No fighting, no biting!
Sept. 26, 2016
by Ivan Raconteur

Despite the fact I acquired my two feline roommates at the same time from the same animal shelter, the transition has not been as smooth as one might have hoped.

Although both are very friendly toward humans, interactions between the cats have been rocky.

The root of the problem is that Allie Cat is a bully.

She would thrive as an only cat, because she would not have to share attention with any other cats, and no one would trespass on what she considers her territory.

She is not, however, an only cat, and therefore there has been friction.

Rylee is perfectly willing to be pals with Allie, but Allie won’t have any of it.

When the two of them were together at the shelter, they basically ignored one another.

This continued in the first days after I brought them home, but soon, Allie began hissing at Rylee if she came anywhere near her.

The hissing escalated to violence, and Allie initiated a progression of increasingly severe attacks on Rylee.

These attacks were unprovoked, and some even took place while Rylee was napping.

This saddened me, because my goal is to have a happy home where all of the inhabitants feel safe and comfortable.

I sat the girls down and told them the story from the classic children’s book, “No fighting, no biting!” by Else Homelund Minarik (with illustrations by Maurice Sendak).

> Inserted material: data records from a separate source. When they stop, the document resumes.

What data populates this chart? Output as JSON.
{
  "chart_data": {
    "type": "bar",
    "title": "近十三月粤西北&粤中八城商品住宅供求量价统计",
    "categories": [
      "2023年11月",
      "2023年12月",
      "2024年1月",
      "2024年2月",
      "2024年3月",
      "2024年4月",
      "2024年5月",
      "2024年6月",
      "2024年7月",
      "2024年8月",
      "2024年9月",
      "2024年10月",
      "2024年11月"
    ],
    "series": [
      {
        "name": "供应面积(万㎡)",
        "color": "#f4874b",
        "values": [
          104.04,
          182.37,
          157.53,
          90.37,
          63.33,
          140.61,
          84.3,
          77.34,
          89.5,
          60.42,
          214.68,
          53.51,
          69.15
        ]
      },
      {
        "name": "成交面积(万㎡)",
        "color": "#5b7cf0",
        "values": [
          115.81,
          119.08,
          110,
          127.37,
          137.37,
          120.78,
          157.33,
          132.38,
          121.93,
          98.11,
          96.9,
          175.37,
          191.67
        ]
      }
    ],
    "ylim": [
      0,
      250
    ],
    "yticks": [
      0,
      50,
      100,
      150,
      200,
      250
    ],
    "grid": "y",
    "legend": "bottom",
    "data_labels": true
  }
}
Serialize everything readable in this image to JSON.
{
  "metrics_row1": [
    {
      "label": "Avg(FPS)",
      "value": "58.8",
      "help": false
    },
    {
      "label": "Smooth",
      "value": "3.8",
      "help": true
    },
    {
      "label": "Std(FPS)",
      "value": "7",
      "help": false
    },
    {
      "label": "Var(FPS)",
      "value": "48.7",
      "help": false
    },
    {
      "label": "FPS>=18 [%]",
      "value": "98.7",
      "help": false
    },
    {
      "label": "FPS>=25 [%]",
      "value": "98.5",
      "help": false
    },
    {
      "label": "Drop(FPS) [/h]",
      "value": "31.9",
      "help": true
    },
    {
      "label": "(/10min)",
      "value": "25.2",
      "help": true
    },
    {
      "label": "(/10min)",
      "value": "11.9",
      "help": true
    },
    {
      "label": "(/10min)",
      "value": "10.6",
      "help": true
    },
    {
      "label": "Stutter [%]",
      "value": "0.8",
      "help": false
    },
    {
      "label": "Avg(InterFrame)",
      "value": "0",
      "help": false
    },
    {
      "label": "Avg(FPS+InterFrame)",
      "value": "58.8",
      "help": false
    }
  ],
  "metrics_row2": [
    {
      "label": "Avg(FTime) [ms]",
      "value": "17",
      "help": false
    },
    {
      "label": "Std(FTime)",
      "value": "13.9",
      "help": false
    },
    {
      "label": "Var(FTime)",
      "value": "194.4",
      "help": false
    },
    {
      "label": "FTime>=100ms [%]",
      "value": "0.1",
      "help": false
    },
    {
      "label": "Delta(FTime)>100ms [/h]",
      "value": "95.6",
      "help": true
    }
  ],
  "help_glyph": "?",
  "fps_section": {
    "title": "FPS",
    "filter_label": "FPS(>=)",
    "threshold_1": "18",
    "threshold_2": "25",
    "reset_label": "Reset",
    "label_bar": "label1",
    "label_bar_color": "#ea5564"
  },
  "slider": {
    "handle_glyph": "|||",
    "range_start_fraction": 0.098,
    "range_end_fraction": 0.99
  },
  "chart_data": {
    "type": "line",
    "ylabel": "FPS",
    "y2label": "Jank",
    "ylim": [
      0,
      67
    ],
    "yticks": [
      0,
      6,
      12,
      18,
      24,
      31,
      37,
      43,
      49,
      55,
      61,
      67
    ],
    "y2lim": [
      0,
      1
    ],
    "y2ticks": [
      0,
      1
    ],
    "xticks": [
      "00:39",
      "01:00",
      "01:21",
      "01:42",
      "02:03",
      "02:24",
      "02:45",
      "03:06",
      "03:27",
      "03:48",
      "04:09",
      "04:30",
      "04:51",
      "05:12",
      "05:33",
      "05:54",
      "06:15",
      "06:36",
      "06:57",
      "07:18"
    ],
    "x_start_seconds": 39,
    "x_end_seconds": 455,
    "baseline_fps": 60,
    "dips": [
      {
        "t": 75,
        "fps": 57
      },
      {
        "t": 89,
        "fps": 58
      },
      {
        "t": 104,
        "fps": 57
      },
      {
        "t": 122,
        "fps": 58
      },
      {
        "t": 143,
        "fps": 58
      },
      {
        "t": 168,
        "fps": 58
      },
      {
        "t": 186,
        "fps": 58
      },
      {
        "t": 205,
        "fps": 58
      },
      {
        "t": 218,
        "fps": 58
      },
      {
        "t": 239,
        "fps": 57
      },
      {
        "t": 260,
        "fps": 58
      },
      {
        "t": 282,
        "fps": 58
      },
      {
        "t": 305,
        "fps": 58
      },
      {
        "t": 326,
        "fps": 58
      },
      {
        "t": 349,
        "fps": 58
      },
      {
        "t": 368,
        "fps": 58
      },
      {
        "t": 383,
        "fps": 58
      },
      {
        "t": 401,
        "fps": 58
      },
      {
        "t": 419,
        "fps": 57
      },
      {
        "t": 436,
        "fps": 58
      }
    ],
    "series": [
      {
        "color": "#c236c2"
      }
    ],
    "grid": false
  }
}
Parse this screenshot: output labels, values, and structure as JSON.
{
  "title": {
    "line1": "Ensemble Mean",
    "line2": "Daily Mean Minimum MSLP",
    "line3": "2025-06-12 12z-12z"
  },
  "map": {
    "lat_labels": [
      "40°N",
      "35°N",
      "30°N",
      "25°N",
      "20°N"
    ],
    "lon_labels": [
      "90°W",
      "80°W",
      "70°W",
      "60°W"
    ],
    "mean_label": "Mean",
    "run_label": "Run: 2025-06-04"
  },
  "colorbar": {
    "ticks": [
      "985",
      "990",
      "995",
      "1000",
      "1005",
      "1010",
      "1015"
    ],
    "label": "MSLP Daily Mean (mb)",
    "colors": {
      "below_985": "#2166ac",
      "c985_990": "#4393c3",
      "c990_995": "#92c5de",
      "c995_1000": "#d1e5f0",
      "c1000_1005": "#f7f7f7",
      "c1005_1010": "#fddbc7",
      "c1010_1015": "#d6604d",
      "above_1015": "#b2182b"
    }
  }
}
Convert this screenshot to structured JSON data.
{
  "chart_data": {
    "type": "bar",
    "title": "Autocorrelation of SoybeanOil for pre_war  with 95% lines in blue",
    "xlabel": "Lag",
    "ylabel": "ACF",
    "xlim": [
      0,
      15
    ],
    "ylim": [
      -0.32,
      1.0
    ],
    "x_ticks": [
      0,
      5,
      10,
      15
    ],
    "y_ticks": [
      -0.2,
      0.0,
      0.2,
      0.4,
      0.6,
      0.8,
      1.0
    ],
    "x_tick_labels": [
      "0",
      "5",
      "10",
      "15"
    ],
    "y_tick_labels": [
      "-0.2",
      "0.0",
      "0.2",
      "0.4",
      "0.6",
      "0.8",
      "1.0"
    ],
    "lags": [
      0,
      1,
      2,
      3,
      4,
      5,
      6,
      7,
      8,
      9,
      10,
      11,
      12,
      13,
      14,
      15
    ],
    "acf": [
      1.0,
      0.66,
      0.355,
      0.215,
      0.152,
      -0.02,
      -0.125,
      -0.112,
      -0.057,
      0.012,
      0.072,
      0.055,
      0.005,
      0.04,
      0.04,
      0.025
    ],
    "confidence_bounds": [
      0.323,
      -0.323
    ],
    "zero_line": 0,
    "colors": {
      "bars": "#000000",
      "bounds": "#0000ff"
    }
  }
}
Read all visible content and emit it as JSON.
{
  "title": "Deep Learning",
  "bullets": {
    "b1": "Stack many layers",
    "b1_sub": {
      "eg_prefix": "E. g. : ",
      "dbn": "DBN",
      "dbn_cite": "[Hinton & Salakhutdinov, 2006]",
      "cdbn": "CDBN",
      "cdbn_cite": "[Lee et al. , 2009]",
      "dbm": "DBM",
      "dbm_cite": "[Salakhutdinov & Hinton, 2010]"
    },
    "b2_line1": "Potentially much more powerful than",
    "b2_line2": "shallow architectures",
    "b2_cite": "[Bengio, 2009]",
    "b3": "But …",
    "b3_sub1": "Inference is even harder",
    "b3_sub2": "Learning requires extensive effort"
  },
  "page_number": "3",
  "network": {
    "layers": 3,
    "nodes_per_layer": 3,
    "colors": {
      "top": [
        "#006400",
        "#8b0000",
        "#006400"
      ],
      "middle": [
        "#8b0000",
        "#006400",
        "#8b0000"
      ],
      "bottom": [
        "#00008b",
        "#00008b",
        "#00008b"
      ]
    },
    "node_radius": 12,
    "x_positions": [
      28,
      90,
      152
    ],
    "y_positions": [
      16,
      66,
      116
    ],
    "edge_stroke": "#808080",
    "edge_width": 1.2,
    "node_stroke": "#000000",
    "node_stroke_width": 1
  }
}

I hoped this book would convince them that it is better if we can get along together instead of fighting. I told them the new motto at the bachelor estate is “No fighting, no biting!”

This did not seem to make any impression on the girls, at least not on Allie.

The violence continued until I came home one day to find Rylee had an eye injury, which required an unscheduled trip to the vet.

Not only did this result in a vet bill, but I had to spend the next week administering eye drops three times per day to a reluctant recipient.

At the vet’s advice, I have kept the cats separated since then. He noted Rylee will be less able to defend herself until the vision in her left eye improves. She is already at a severe disadvantage, since she weighs six pounds and Allie weighs 12.

Allie has been exiled to the guest suite on the second floor, but I don’t see separate quarters as a long-term solution for the problem.

I have been doing research online to find possible resolutions, but the things I have found are either impractical, or they are things I am already doing, which haven’t helped.

A friend suggested adding a third cat to the mix, with the idea that perhaps the two persecuted cats would form an alliance to keep the bully in line.

I liked this idea, but I was concerned that, if it didn’t work as planned, I’d have to cope with another potential cat problem.

The same friend offered the best idea I have heard so far, which involves modifying the technology used by those electronic fences people use to keep dogs in their own yards.

As I understand it, the way these work is that the dog wears a special collar that applies a mild shock if the dog gets too close to the wire buried around the perimeter of the yard.

In my situation, I would put the shock collar on Allie, and Rylee would be fitted with a special collar that would replace the invisible fence.

Any time Allie would get too close to Rylee, she, Allie, would get a shock.

I think that’s brilliant. It wouldn’t hurt Allie, but it would very likely deter her from pouncing on Rylee every chance she got.

I wouldn’t need to keep the system armed forever, either. It would just have to be in place long enough to change Allie’s behavior. Once she developed a healthy respect for Rylee’s new mojo, she would steer clear of her whenever possible.

This would keep her from blocking the hall, because whenever Rylee got close enough, Allie would get a jolt.

I don’t know if I would trust such a system in the hands of a human, but I’m confident that Rylee is too sweet a girl to use this power for evil.

If some people figured out they could shock their enemies just by getting close to them, they’d be chasing them all the time, and, in effect, the victim would become the bully.

Rylee would never do that.

I haven’t found a product designed for this specific task on the market, but perhaps with a bit of creativity, a guy might be able to improvise something.

I’ll ask the lads about this the next time they stop by to sample refreshing adult beverages. I’m sure we could engineer something that would work so I can go from a house divided to a house of peace.

When that happens, we will be able to fulfill our new house rule about “No fighting, no biting.”